There are tons of people out on social media giving business advice. Some of it is good advice, but most of it isn’t good. In this series watch CapForge’s owner react to different advice videos. He’s an expert in all things business and has 20+ years of experience under his belt. Some of the things he reacts to might even surprise you!
Video Transcript:
Business Advice Video:
3 mistakes almost every first-time entrepreneur will make. No. 1 is not seeking out advice because you don’t have to do it alone, the world has changed. No. 2 poor financial planning. You have to have accurate estimates of startup costs and investments before you get started. And No. 3 is not having the right team or not asking for help in building a team.
Matt’s Review:
Okay, so 3 mistakes entrepreneurs make. One is not asking for advice. I would agree. I think there are some things you have to figure out on your own but there’s definitely a lot of things you can ask for advice and help on. And that will prevent you from making expensive mistakes. The second thing that she talked about was financial planning. And again I think it – you don’t have to go super detailed, you know, multi-column multi-row spreadsheet to really dive into your startup expenses, depends on the complexity of the business you’re launching, but you should have a general idea how much is it gonna cost to run each month. How long is it gonna take you to break even?
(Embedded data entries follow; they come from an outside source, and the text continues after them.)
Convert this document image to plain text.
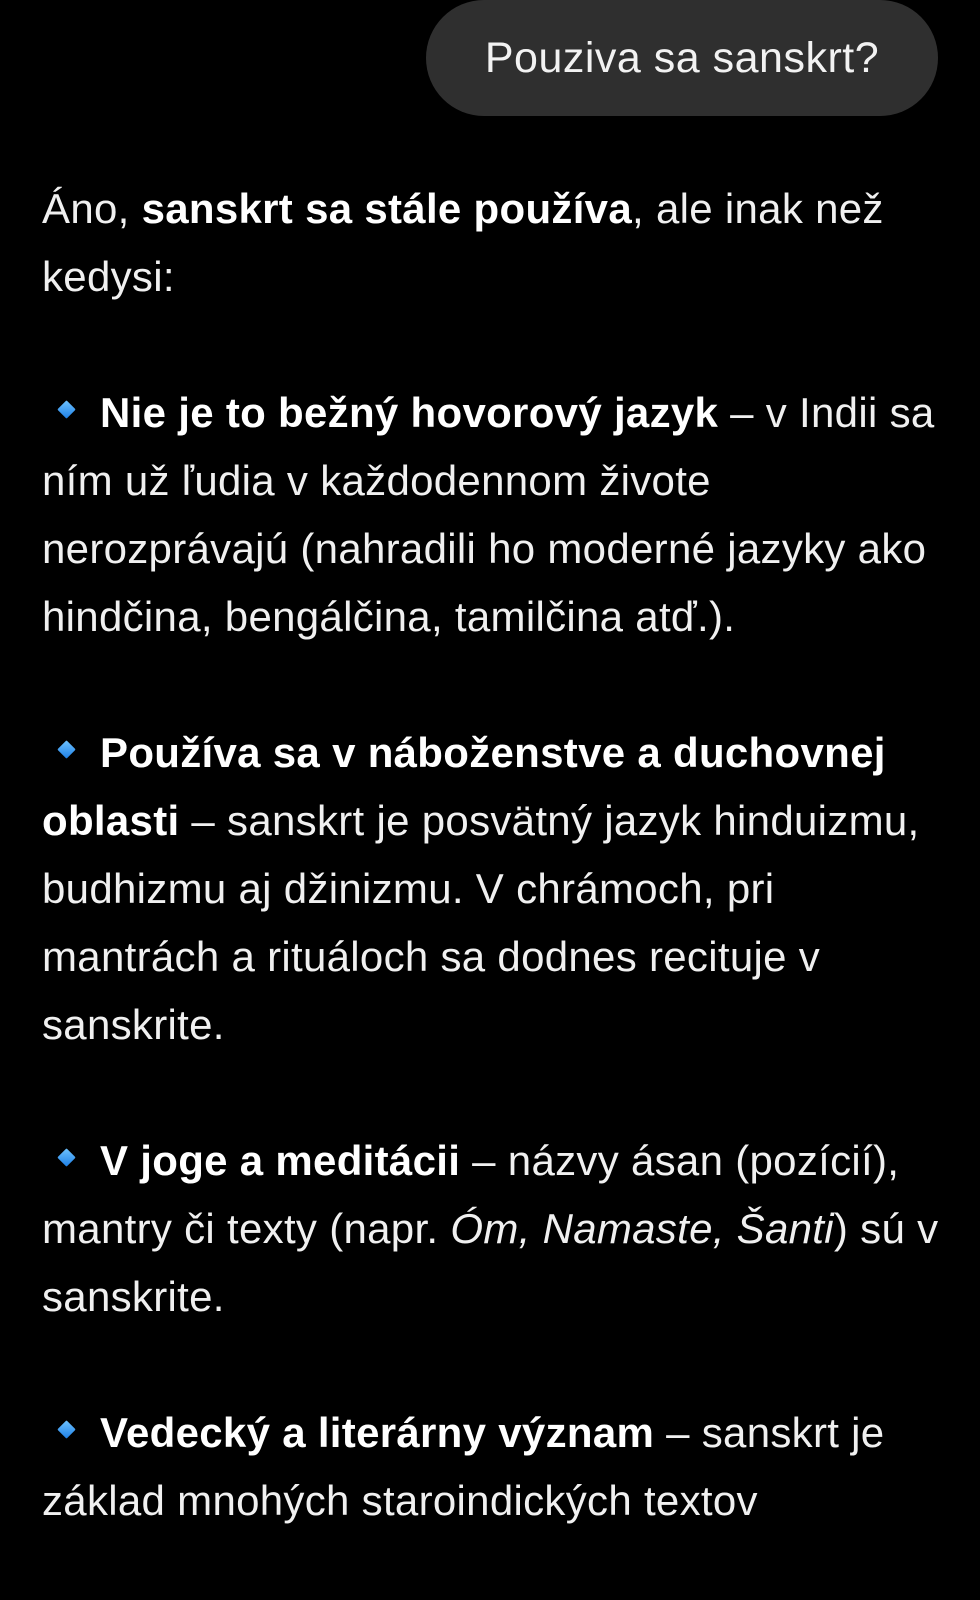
Pouziva sa sanskrt?

Áno, sanskrt sa stále používa, ale inak než kedysi:

Nie je to bežný hovorový jazyk – v Indii sa ním už ľudia v každodennom živote nerozprávajú (nahradili ho moderné jazyky ako hindčina, bengálčina, tamilčina atď.).

Používa sa v náboženstve a duchovnej oblasti – sanskrt je posvätný jazyk hinduizmu, budhizmu aj džinizmu. V chrámoch, pri mantrách a rituáloch sa dodnes recituje v sanskrite.

V joge a meditácii – názvy ásan (pozícií), mantry či texty (napr. Óm, Namaste, Šanti) sú v sanskrite.

Vedecký a literárny význam – sanskrt je základ mnohých staroindických textov
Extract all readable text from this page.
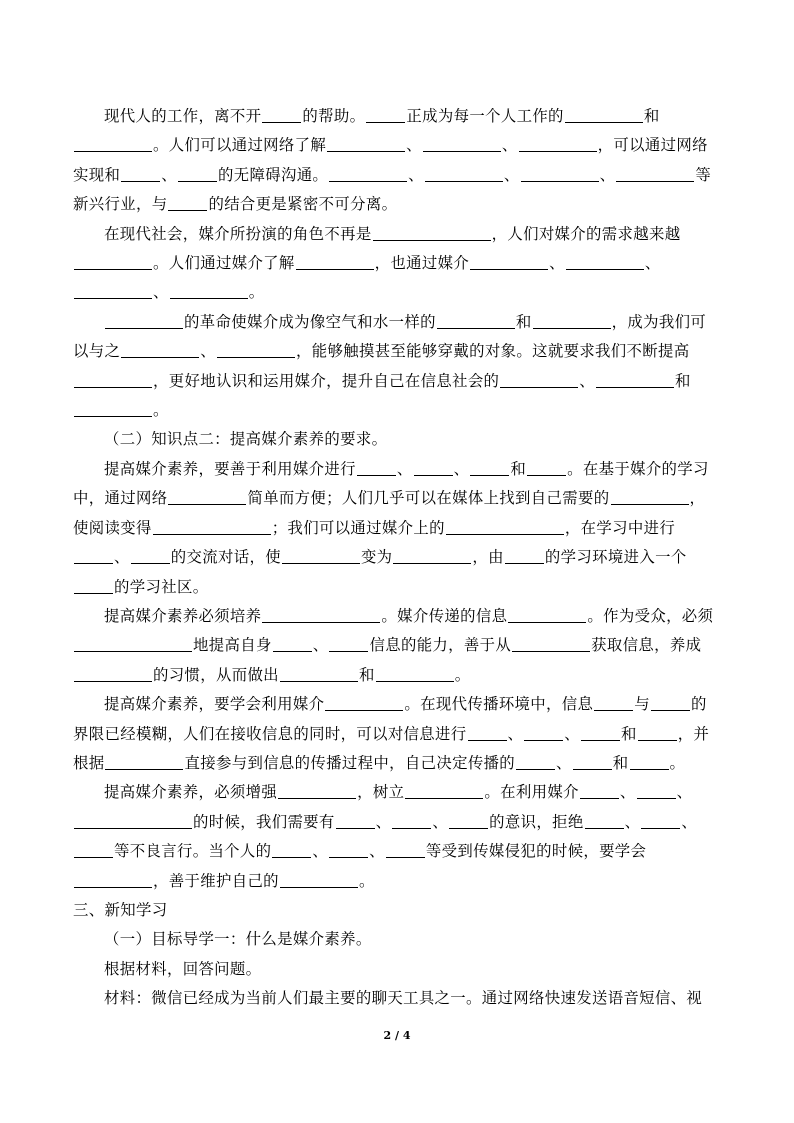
现代人的工作，离不开	的帮助。	正成为每一个人工作的	和

。人们可以通过网络了解	、	、	，可以通过网络

实现和	、	的无障碍沟通。	、	、	、	等

新兴行业，与	的结合更是紧密不可分离。

在现代社会，媒介所扮演的角色不再是	，人们对媒介的需求越来越

。人们通过媒介了解	，也通过媒介	、	、

、	。

的革命使媒介成为像空气和水一样的	和	，成为我们可

以与之	、	，能够触摸甚至能够穿戴的对象。这就要求我们不断提高

，更好地认识和运用媒介，提升自己在信息社会的	、	和

。

（二）知识点二：提高媒介素养的要求。

提高媒介素养，要善于利用媒介进行	、	、	和	。在基于媒介的学习

中，通过网络	简单而方便；人们几乎可以在媒体上找到自己需要的	，

使阅读变得	；我们可以通过媒介上的	，在学习中进行

、	的交流对话，使	变为	，由	的学习环境进入一个

的学习社区。

提高媒介素养必须培养	。媒介传递的信息	。作为受众，必须

地提高自身	、	信息的能力，善于从	获取信息，养成

的习惯，从而做出	和	。

提高媒介素养，要学会利用媒介	。在现代传播环境中，信息	与	的

界限已经模糊，人们在接收信息的同时，可以对信息进行	、	、	和	，并

根据	直接参与到信息的传播过程中，自己决定传播的	、	和	。

提高媒介素养，必须增强	，树立	。在利用媒介	、	、

的时候，我们需要有	、	、	的意识，拒绝	、	、

等不良言行。当个人的	、	、	等受到传媒侵犯的时候，要学会

，善于维护自己的	。

三、新知学习

（一）目标导学一：什么是媒介素养。

根据材料，回答问题。

材料：微信已经成为当前人们最主要的聊天工具之一。通过网络快速发送语音短信、视

2 / 4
How long is it gonna take you to be able to be making enough of a profit to pay yourself and maybe replace the salary that you quit your job to do to launch the business? Those kinds of things you should have a pretty good idea of the numbers, otherwise, it may turn out that the business is gonna take $100,000 to get going and you only have 25,000. And so you’re gonna spend 25,000 and find out you don’t have nearly enough to keep it going, $25,000 investment is lost and you didn’t get the business you wanted. Whereas maybe there’s a different business you could have started that only would have taken $5,000 to start and with your $25,000 you have plenty of cushion. So definitely financial planning, doing those projections is super important. And then working with a good team. That sounds a lot like tip No. 1 which is get good advice and work with people who know what they’re doing. So I agree with it the first time. I agree with it the third time she brought it up. I definitely think working with people who can help you avoid mistakes and make good decisions and get to where you wanna go faster is going to pay off in the long run.